Innovation at its best
The University of Tromsø – The Arctic University of Norway with a network of cooperating universities, research institutes and other organizations, recently began working on a sports science project, Corpore Sano, which evolved into an incredible, innovative mission to provide early detection of disease in much broader populations.
400 professional football players, including Norwegian National team players on teams such as Real Madrid, Palermo and Groningen originally signed up to a health monitoring project designed to track training load, soreness, sleep quality, mood and a number of parameters that are critical to predicting likelihood of injury and fine-tuning players’ performance. The project uses non-invasive technology, similar to modern day life logging software, to gather data while the players are on and off the pitch. PhD students and faculty at Corpore Sano then store and analyse the data in the Microsoft Cloud, and deliver evidence and insights that can be used in pre- and post-game analytics to help coaches make better decisions.
But as the university team worked on the project, they realized that its application needn’t be limited to this very healthy population of footballers. So they started to apply it to other populations, in the hopes of achieving early detection of diseases such as colon cancer or diabetes. Imagine a patient swallowing a video pill, which travels through the body and reports back to clinicians on what it discovers.
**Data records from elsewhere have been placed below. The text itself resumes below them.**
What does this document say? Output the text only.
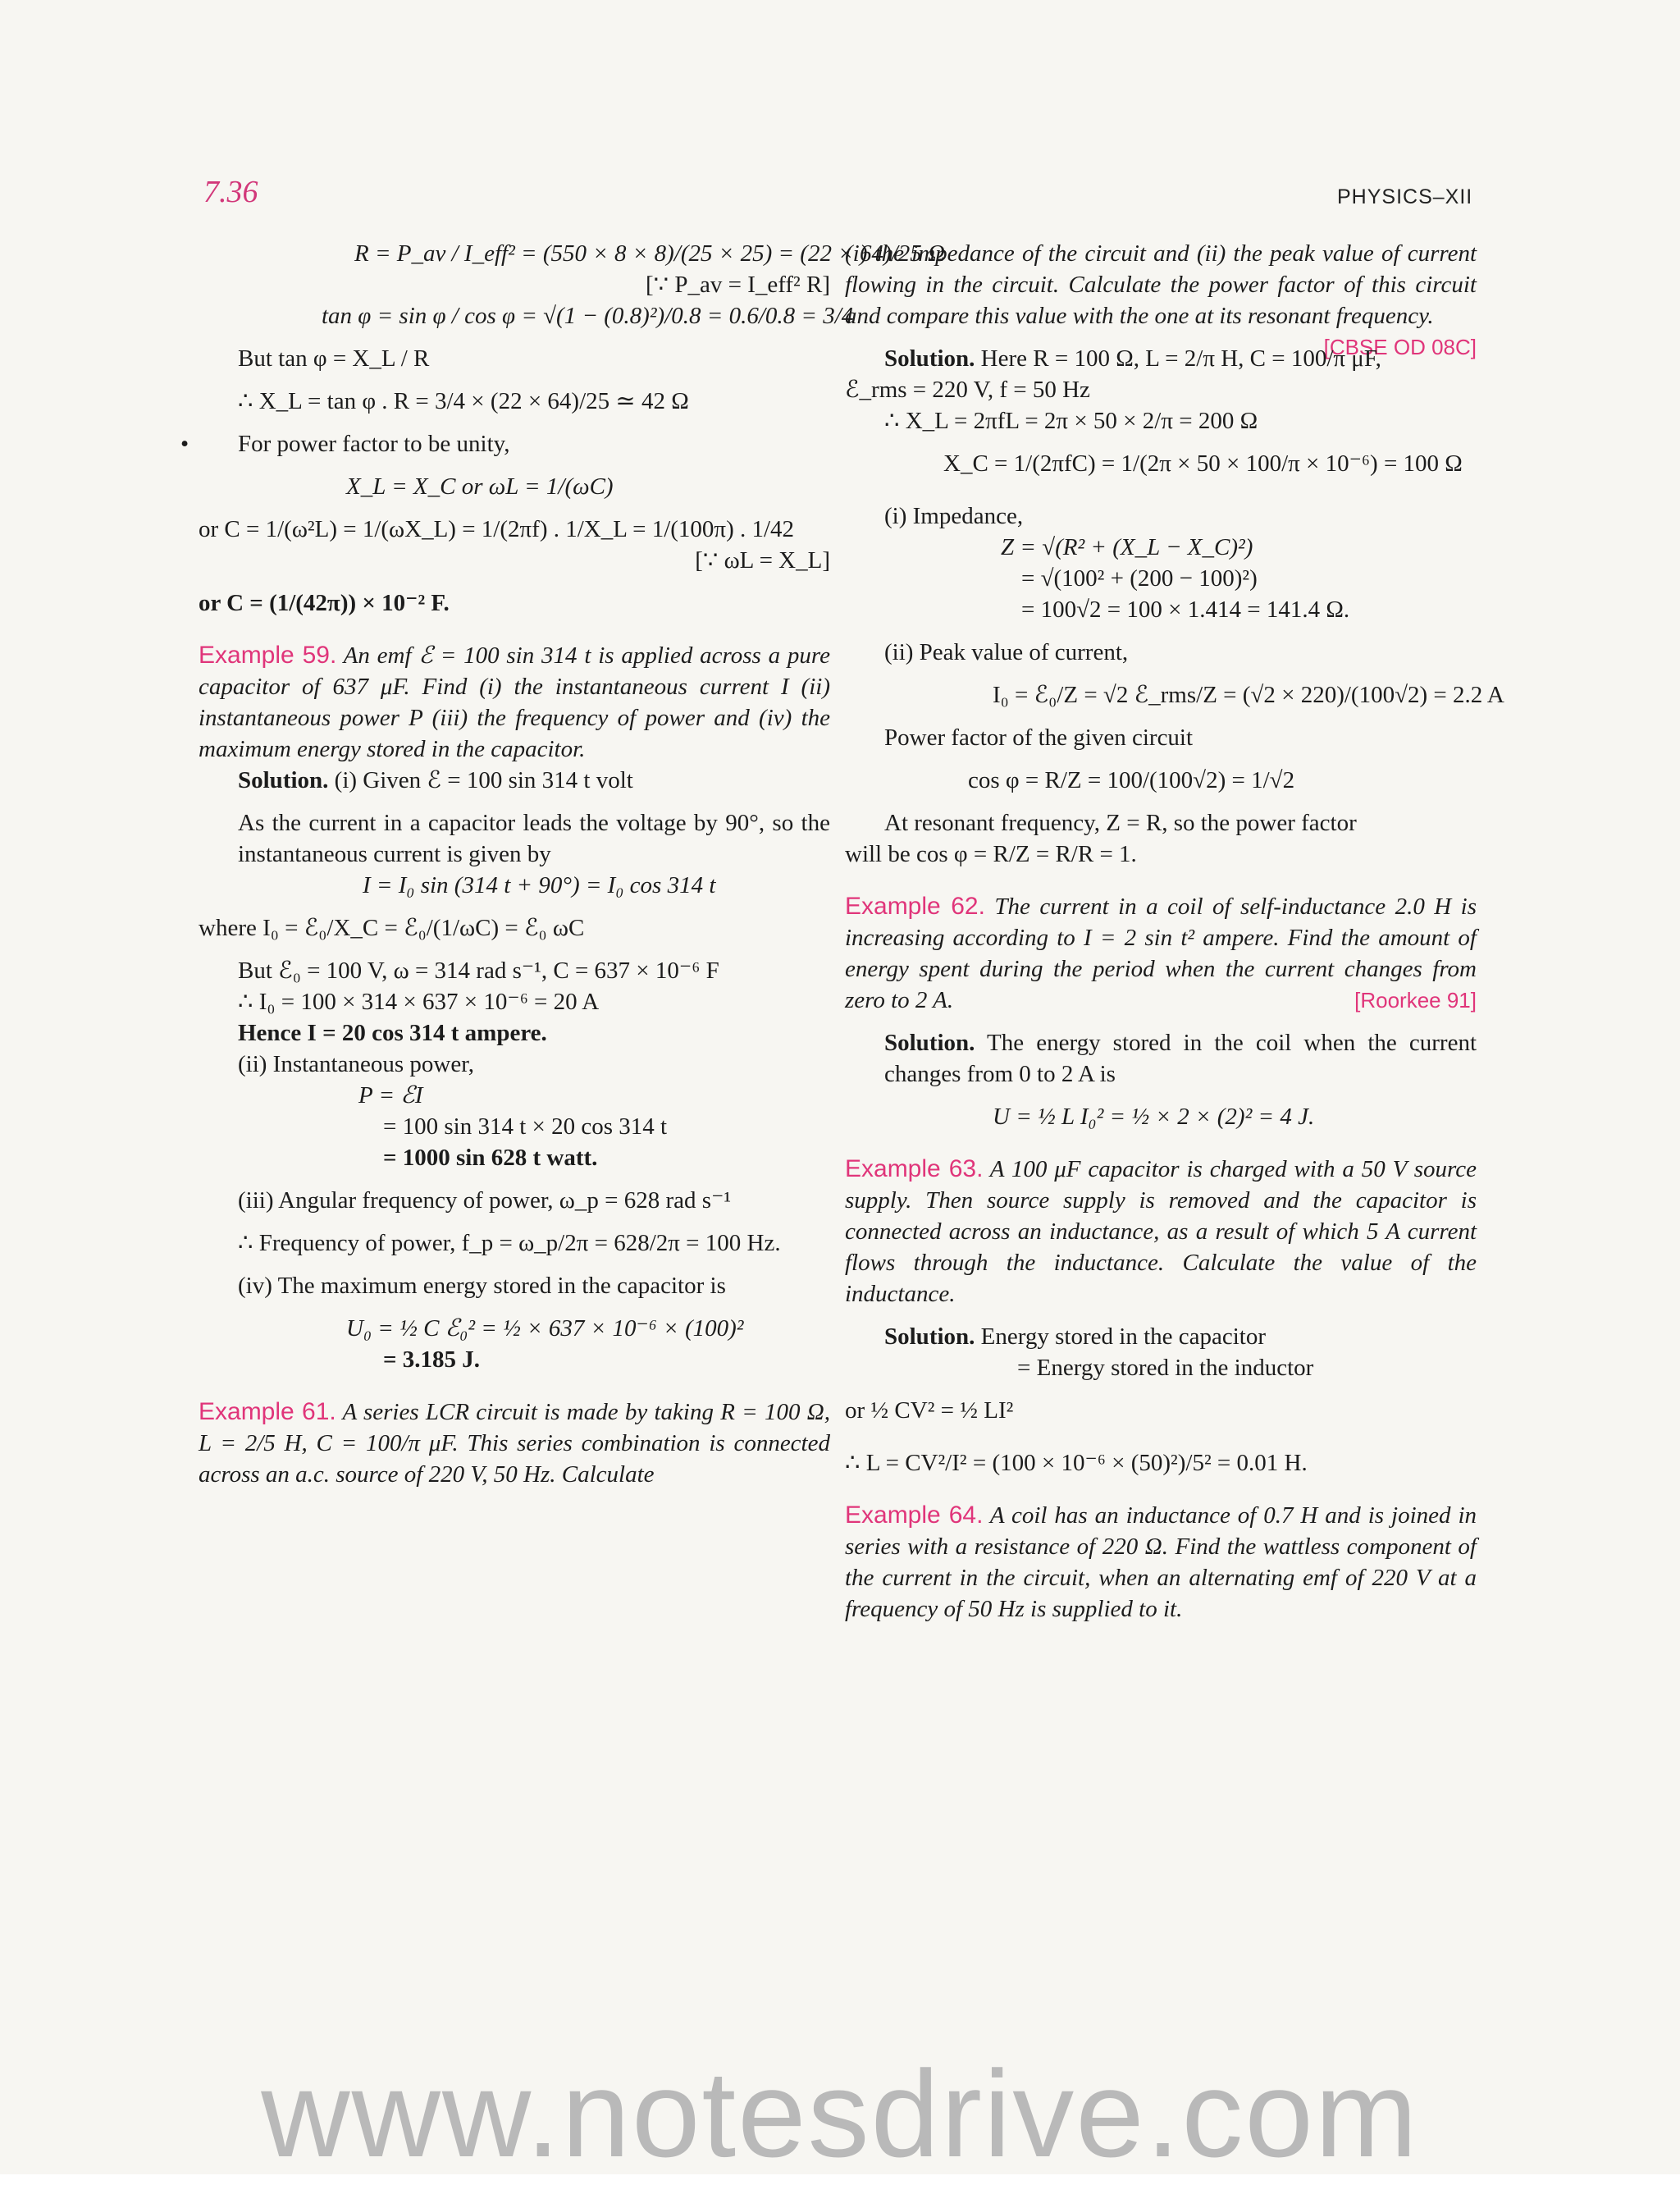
7.36	PHYSICS–XII
R = P_av / I_eff² = (550 × 8 × 8)/(25 × 25) = (22 × 64)/25 Ω
[∵ P_av = I_eff² R]
tan φ = sin φ / cos φ = √(1 − (0.8)²)/0.8 = 0.6/0.8 = 3/4
But tan φ = X_L / R
∴ X_L = tan φ . R = 3/4 × (22 × 64)/25 ≃ 42 Ω
• For power factor to be unity,
X_L = X_C or ωL = 1/(ωC)
or C = 1/(ω²L) = 1/(ωX_L) = 1/(2πf) . 1/X_L = 1/(100π) . 1/42
[∵ ωL = X_L]
or C = (1/(42π)) × 10⁻² F.
Example 59. An emf ℰ = 100 sin 314 t is applied across a pure capacitor of 637 μF. Find (i) the instantaneous current I (ii) instantaneous power P (iii) the frequency of power and (iv) the maximum energy stored in the capacitor.
Solution. (i) Given ℰ = 100 sin 314 t volt
As the current in a capacitor leads the voltage by 90°, so the instantaneous current is given by
I = I₀ sin (314 t + 90°) = I₀ cos 314 t
where I₀ = ℰ₀/X_C = ℰ₀/(1/ωC) = ℰ₀ ωC
But ℰ₀ = 100 V, ω = 314 rad s⁻¹, C = 637 × 10⁻⁶ F
∴ I₀ = 100 × 314 × 637 × 10⁻⁶ = 20 A
Hence I = 20 cos 314 t ampere.
(ii) Instantaneous power,
P = ℰI
= 100 sin 314 t × 20 cos 314 t
= 1000 sin 628 t watt.
(iii) Angular frequency of power, ω_p = 628 rad s⁻¹
∴ Frequency of power, f_p = ω_p/2π = 628/2π = 100 Hz.
(iv) The maximum energy stored in the capacitor is
U₀ = ½ C ℰ₀² = ½ × 637 × 10⁻⁶ × (100)²
= 3.185 J.
Example 61. A series LCR circuit is made by taking R = 100 Ω, L = 2/5 H, C = 100/π μF. This series combination is connected across an a.c. source of 220 V, 50 Hz. Calculate
(i) the impedance of the circuit and (ii) the peak value of current flowing in the circuit. Calculate the power factor of this circuit and compare this value with the one at its resonant frequency.
[CBSE OD 08C]
Solution. Here R = 100 Ω, L = 2/π H, C = 100/π μF,
ℰ_rms = 220 V, f = 50 Hz
∴ X_L = 2πfL = 2π × 50 × 2/π = 200 Ω
X_C = 1/(2πfC) = 1/(2π × 50 × 100/π × 10⁻⁶) = 100 Ω
(i) Impedance,
Z = √(R² + (X_L − X_C)²)
= √(100² + (200 − 100)²)
= 100√2 = 100 × 1.414 = 141.4 Ω.
(ii) Peak value of current,
I₀ = ℰ₀/Z = √2 ℰ_rms/Z = (√2 × 220)/(100√2) = 2.2 A
Power factor of the given circuit
cos φ = R/Z = 100/(100√2) = 1/√2
At resonant frequency, Z = R, so the power factor
will be cos φ = R/Z = R/R = 1.
Example 62. The current in a coil of self-inductance 2.0 H is increasing according to I = 2 sin t² ampere. Find the amount of energy spent during the period when the current changes from zero to 2 A.	[Roorkee 91]
Solution. The energy stored in the coil when the current changes from 0 to 2 A is
U = ½ L I₀² = ½ × 2 × (2)² = 4 J.
Example 63. A 100 μF capacitor is charged with a 50 V source supply. Then source supply is removed and the capacitor is connected across an inductance, as a result of which 5 A current flows through the inductance. Calculate the value of the inductance.
Solution. Energy stored in the capacitor
= Energy stored in the inductor
or ½ CV² = ½ LI²
∴ L = CV²/I² = (100 × 10⁻⁶ × (50)²)/5² = 0.01 H.
Example 64. A coil has an inductance of 0.7 H and is joined in series with a resistance of 220 Ω. Find the wattless component of the current in the circuit, when an alternating emf of 220 V at a frequency of 50 Hz is supplied to it.
www.notesdrive.com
It’s all about the data and technology’s ability to analyse and make sense of it through the mighty data crunching power in the cloud.
With access to large sets of data, doctors can more easily identify patterns, and patterns enable predictions that allow us to get ahead of problems before they even occur. It is well understood that early detection is key to saving lives, so it is clear that these types of advancements, made possible through big data and the cloud, are welcome news for us all.
Empowering the clinical care team
Other technologies are also helping advance the state of medicine, including HoloLens, Microsoft’s new holographic computer. Case Western Reserve University in Ohio and The Intervention Center at Rikshospitalet in Oslo, Norway are just two of several teaching hospitals using HoloLens to empower their care teams. At Rikshospitalet, the team is using HoloLens to allow surgeons to dramatically reduce their margins of error by visualizing and planning complex surgeries in a realistic, 3D and risk-free environment – before they ever make a cut. Case Western is using HoloLens to support training across various medical professions and specialisations, allowing student physicians to visualize human anatomy as never before, lowering the risk to patients and enabling doctors to innovate and experiment with new methods of medical care. The innovative research project is a joint initiative by the Oslo University Hospital, the European Microsoft partner Sopra Steria and Microsoft.
A healthier future
We’ve all had a friend or family member saved by medical science. To the layperson, it’s simply magic. Technology is also magical in its own way, and in combining the two, we have even greater possibilities to save and improve people’s lives. The power of new technologies like cloud and holographic computing has the potential to revolutionise medical care, enabling an even greater level of proactivity and prevention. At Microsoft our mission is to empower every individual and organization to achieve more, and we’re proud to empower doctors and medical staff the world over to do just that. By transforming our medical care with technology today, we can prepare for the demands of our society tomorrow.